I could picture pairing such a cake with hearty clothbounds – nutty quinoa and earthy rinds sounded lovely together.
As I stirred chopped apples into the batter, I pictured dropping spoonfuls of cinnamon-laced mascarpone on top of the finished cake.
While it baked, I snoozed on a settee and imagined serving thin slices of aged Gouda alongside it. Maybe even clove Gouda.
If ice hadn’t slicked the roads in Philadelphia, I might have been tempted to dig out my olive-green Phillips 3-speed and hand-deliver my quinoa cake to some hungry cheesemongers I know.
The cake looked like baked caviar – textured, yet fluffy. It was lovely for dinner and even better for breakfast with milky chai. It made me want to try more recipes from The Culinary Cyclist, like Cardamom Carrot Marmalade (to serve with soft goat cheese) and Homemade Ginger Ale (for a washed-rind chaser).
The Culinary Cyclist offers these suggestions for living and loving well:
Eat local and mostly plants.
Ride your bike, even on rainy days.
Invite people on picnics.
That’s advice I can get behind. With Johanna Kindvall’s crisp illustrations and Anna Brones’s pithy tips for food shopping on two wheels, The Culinary Cyclist is the must-have treatise on holy rolling and eating. Note: Most of the recipes are gluten-free.
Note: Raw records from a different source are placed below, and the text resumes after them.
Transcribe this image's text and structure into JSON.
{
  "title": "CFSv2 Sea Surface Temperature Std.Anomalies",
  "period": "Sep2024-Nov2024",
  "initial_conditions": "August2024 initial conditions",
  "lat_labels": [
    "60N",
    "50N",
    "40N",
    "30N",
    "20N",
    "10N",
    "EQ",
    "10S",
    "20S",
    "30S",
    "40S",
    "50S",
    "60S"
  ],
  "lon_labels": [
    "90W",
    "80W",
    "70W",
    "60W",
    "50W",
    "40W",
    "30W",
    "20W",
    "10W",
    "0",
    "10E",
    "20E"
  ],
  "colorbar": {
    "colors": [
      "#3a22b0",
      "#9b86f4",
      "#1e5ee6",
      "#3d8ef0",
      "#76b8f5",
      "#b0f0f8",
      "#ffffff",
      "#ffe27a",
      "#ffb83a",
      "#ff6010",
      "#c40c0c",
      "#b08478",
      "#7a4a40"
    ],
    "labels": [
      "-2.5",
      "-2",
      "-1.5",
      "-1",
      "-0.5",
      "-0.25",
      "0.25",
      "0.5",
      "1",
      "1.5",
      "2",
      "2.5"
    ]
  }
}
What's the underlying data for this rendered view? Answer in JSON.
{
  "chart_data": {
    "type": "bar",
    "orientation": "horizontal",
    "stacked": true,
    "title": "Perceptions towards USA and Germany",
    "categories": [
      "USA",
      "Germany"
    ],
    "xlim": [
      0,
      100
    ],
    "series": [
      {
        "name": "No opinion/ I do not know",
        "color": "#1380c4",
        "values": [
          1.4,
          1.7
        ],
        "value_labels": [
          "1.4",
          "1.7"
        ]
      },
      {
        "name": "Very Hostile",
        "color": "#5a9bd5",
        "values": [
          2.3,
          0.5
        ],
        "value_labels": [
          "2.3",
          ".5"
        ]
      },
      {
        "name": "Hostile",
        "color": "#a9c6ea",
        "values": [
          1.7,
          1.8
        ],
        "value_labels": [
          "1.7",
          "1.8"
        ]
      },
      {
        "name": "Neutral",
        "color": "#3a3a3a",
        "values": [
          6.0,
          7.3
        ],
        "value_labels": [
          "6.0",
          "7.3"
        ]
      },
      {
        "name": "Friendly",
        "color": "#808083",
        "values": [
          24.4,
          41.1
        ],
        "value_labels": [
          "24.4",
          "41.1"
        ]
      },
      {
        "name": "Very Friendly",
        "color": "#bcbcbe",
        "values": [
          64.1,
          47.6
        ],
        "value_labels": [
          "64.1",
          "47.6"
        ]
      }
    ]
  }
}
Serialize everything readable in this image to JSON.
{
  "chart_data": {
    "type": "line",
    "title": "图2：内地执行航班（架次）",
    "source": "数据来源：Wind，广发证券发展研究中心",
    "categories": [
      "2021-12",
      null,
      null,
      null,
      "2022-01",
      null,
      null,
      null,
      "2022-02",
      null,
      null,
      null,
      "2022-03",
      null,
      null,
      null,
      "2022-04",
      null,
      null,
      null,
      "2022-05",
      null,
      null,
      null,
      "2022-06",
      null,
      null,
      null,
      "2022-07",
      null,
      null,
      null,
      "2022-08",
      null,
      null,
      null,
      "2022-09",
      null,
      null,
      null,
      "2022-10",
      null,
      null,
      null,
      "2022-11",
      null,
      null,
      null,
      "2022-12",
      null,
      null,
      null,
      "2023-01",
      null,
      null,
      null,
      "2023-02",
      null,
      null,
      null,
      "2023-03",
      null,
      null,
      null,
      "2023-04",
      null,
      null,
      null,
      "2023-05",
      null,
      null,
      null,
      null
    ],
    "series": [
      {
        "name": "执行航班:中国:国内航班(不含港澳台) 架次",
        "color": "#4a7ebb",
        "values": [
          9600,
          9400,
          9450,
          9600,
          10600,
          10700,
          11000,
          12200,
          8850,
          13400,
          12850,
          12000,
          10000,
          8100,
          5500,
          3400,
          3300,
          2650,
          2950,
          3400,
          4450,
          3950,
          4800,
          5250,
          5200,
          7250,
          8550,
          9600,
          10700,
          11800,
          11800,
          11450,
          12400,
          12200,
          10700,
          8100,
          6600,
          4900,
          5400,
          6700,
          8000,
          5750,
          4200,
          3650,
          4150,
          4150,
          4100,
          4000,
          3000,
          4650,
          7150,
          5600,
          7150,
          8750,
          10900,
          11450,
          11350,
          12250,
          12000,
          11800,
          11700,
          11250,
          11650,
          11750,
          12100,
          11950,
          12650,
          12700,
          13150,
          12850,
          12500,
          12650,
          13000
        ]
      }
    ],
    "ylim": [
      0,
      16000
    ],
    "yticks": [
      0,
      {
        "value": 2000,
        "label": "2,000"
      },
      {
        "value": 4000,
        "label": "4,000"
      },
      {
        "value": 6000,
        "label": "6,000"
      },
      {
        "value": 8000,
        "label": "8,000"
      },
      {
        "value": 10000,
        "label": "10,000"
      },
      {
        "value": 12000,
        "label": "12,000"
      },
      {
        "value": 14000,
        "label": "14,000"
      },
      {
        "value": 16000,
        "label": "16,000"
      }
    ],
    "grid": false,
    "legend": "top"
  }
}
In the meantime, check out Johanna Kindvall’s recipe for Pernod and Herb Risotto on Kokblog. As you can see, it’s perfect for using up that little meteorite of Parm that’s been winking at you from the back of the fridge.
Quinoa Apple Spice Cake
From The Culinary Cyclist: A Cookbook and Companion for the Good Life, written by Anna Brones and illustrate by Johanna Kindvall
(Taking the Lane Press, 2013)
1 cup uncooked quinoa
1 cup buckwheat flour
1 large organic apple, peeled and diced
8 tablespoons coconut oil, melted
1 teaspoon baking powder
1 teaspoon baking soda
1 teaspoon sea salt
1/2 cup organic sugar
1 teaspoon cinnamon
1 teaspoon ginger
1/2 teaspoon nutmeg
1 teaspoon real vanilla extract
shredded coconut (I skipped this part)
1. Cook quinoa and set aside. To cook quinoa, bring two cups of water to a boil. Add quinoa and a dash of salt and let simmer for 12-15 minutes, or until water has cooked off.
2. Mix dry ingredients.
3. Melt coconut oil and whisk together with eggs. Add to dry mixture.
4. Combine all ingredients, including quinoa, and stir in apple pieces.
5. Grease a 9-inch round pan with coconut oil, cover with a light layer of shredded coconut (I skipped the coconut.) Pour batter in and bake for 30-40 minutes at 350 F or until a knife inserted into center comes out clean.
Note: Anna suggests adding chocolate chips, nuts, candied ginger, or chopped dried figs. I added walnuts and diced candied ginger. Gorgeous.